Mr. Cheeseface
- Cheeseface on the cover of National Lampoon
- Species: Dog
- Breed: Mongrel
- Sex: Male
- Born: c. 1968 or 1969
- Died: 1976 (aged 7-8) East Charleston, Vermont, U.S.
- Cause of death: Shot by a hunter
- Known for: Appearing on a 1973 cover of National Lampoon magazine
- Owner: Jimmy De Pierro
- Offspring: 8

= Cheeseface =

Dog featured on magazine cover

Cheeseface (c. 1968 or 1969 – 1976) was a mixed-breed dog who featured on the famous "Death" issue of the National Lampoon magazine, released January 1973. The cover, photographed by Ronald G. Harris, showed the dog with a gun pointed to his head, and the caption "If You Don't Buy This Magazine, We'll Kill This Dog".

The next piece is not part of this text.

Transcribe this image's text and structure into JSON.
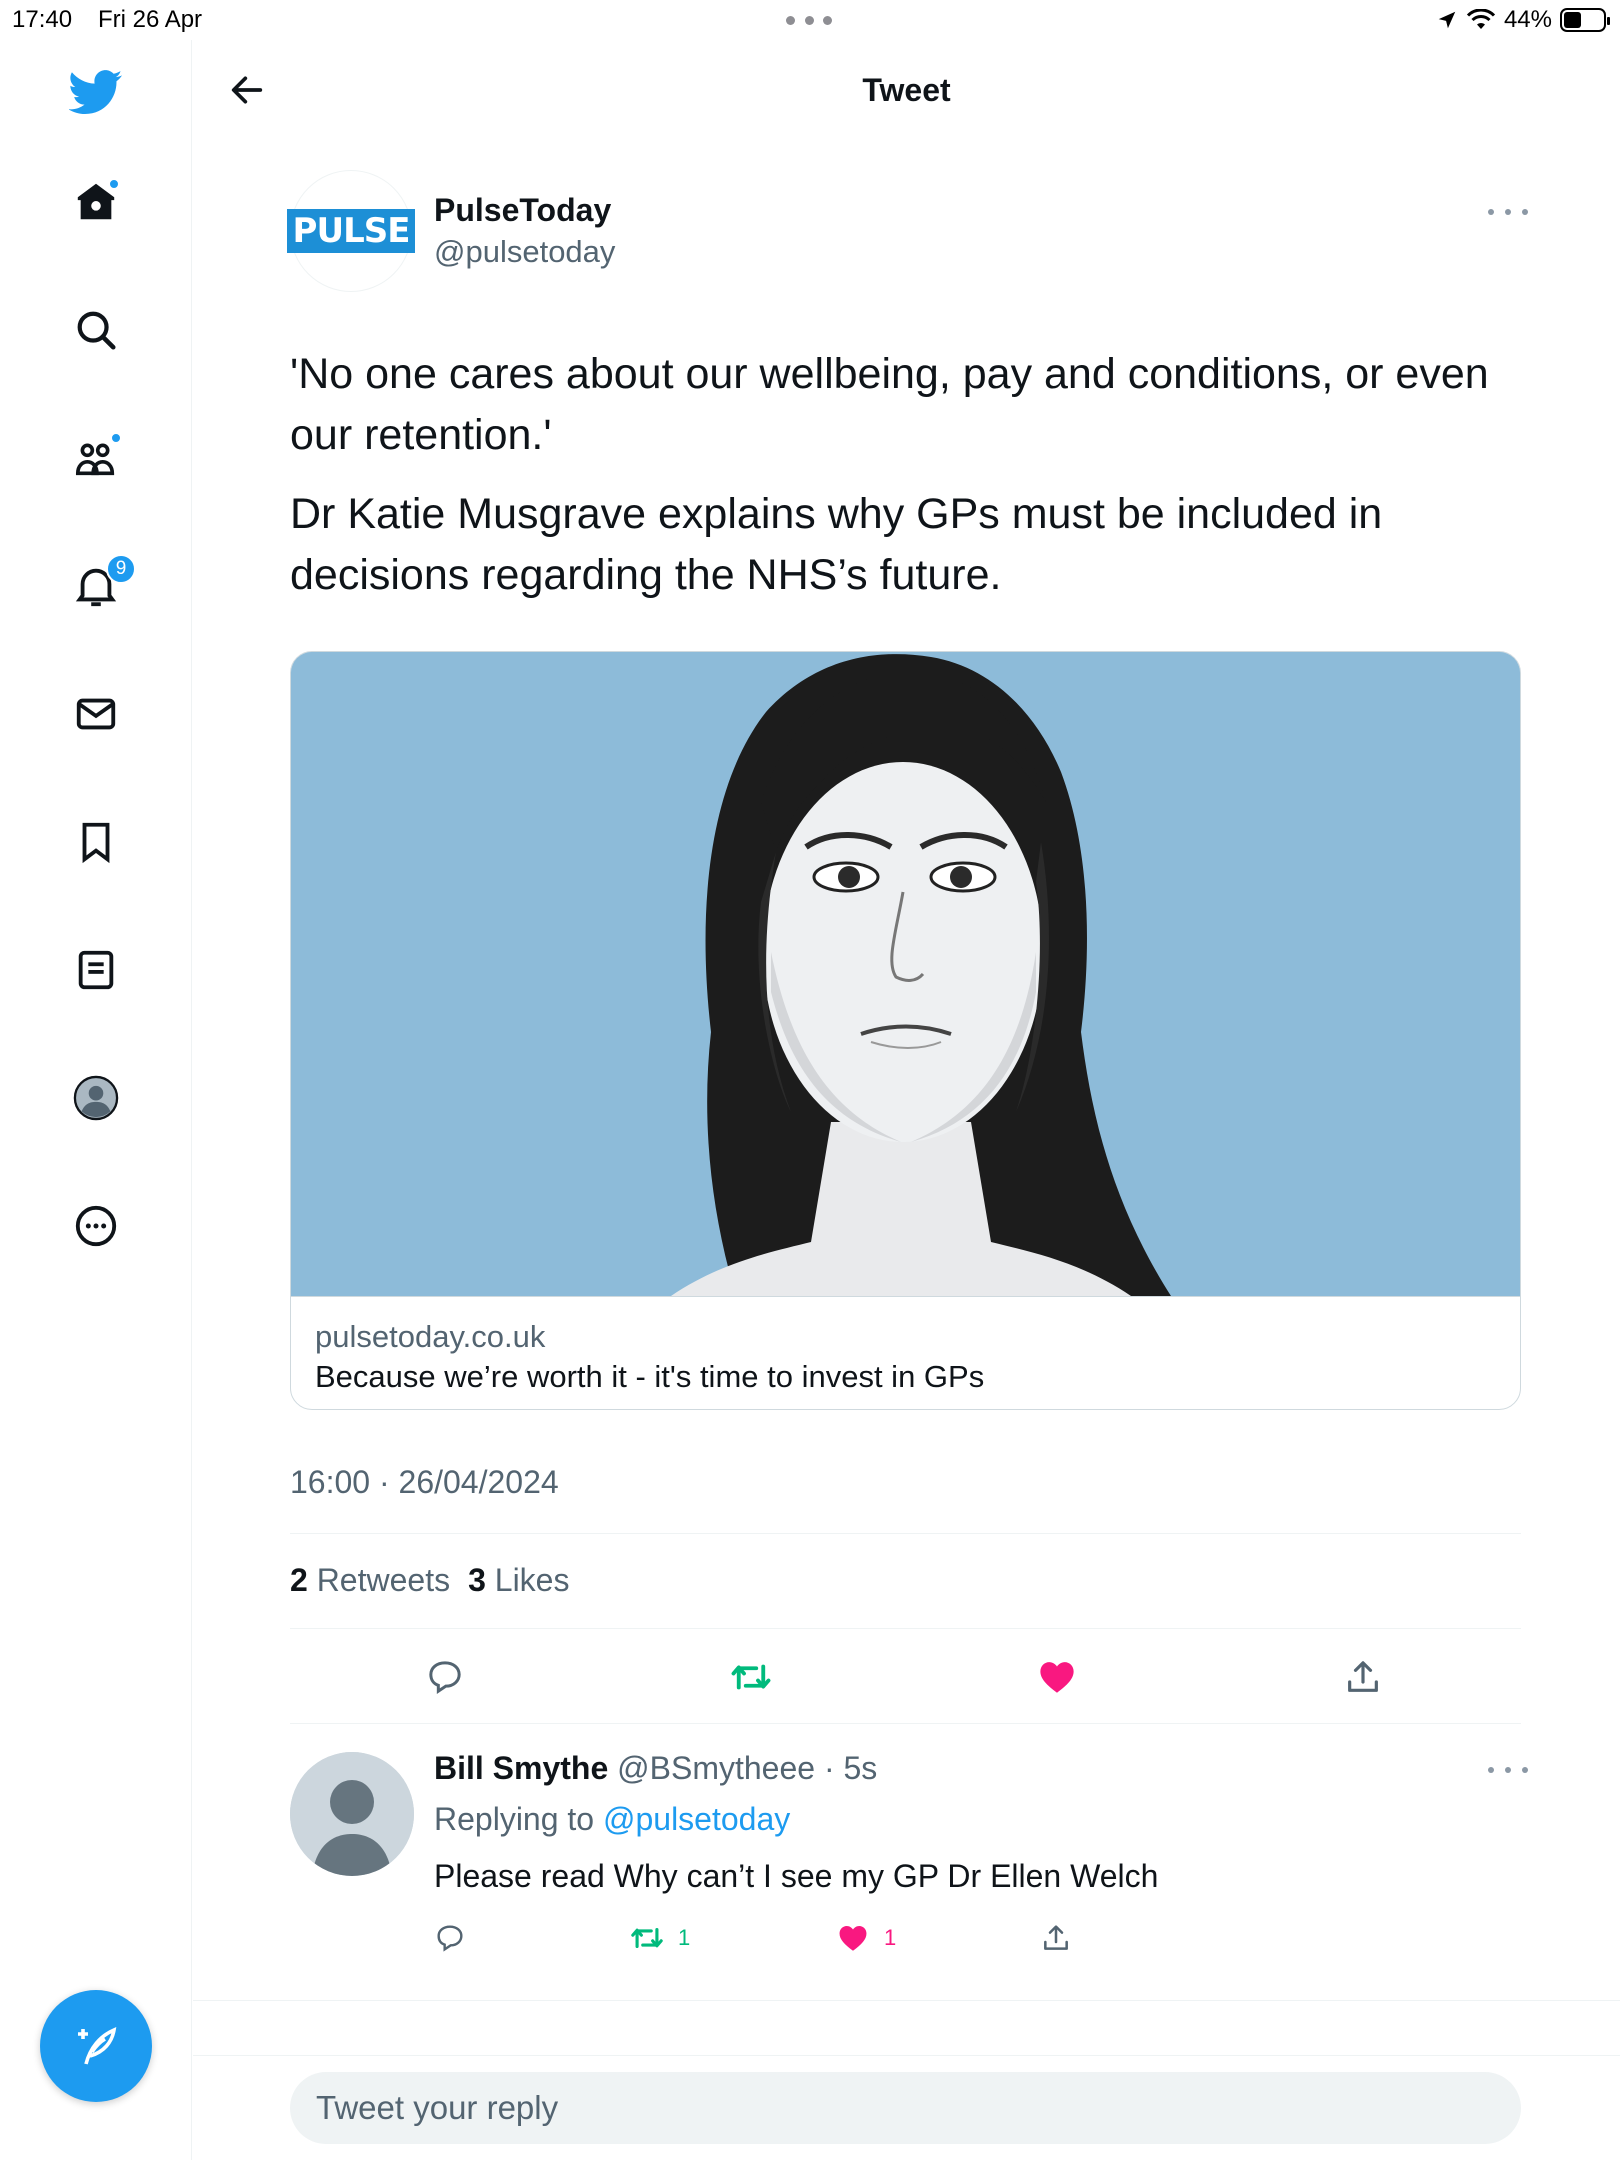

In early 1976, Cheeseface was shot and killed on the farm where he lived with his owner, Jimmy De Pierro, in East Charleston, Vermont, by an unnamed hunter. As of a report in 2020, the identity and motivation of the assailant was unknown.

In 2005, the cover was voted No. 7 in the Top 40 Magazine Covers of the Last 40 Years by the American Society of Magazine Editors.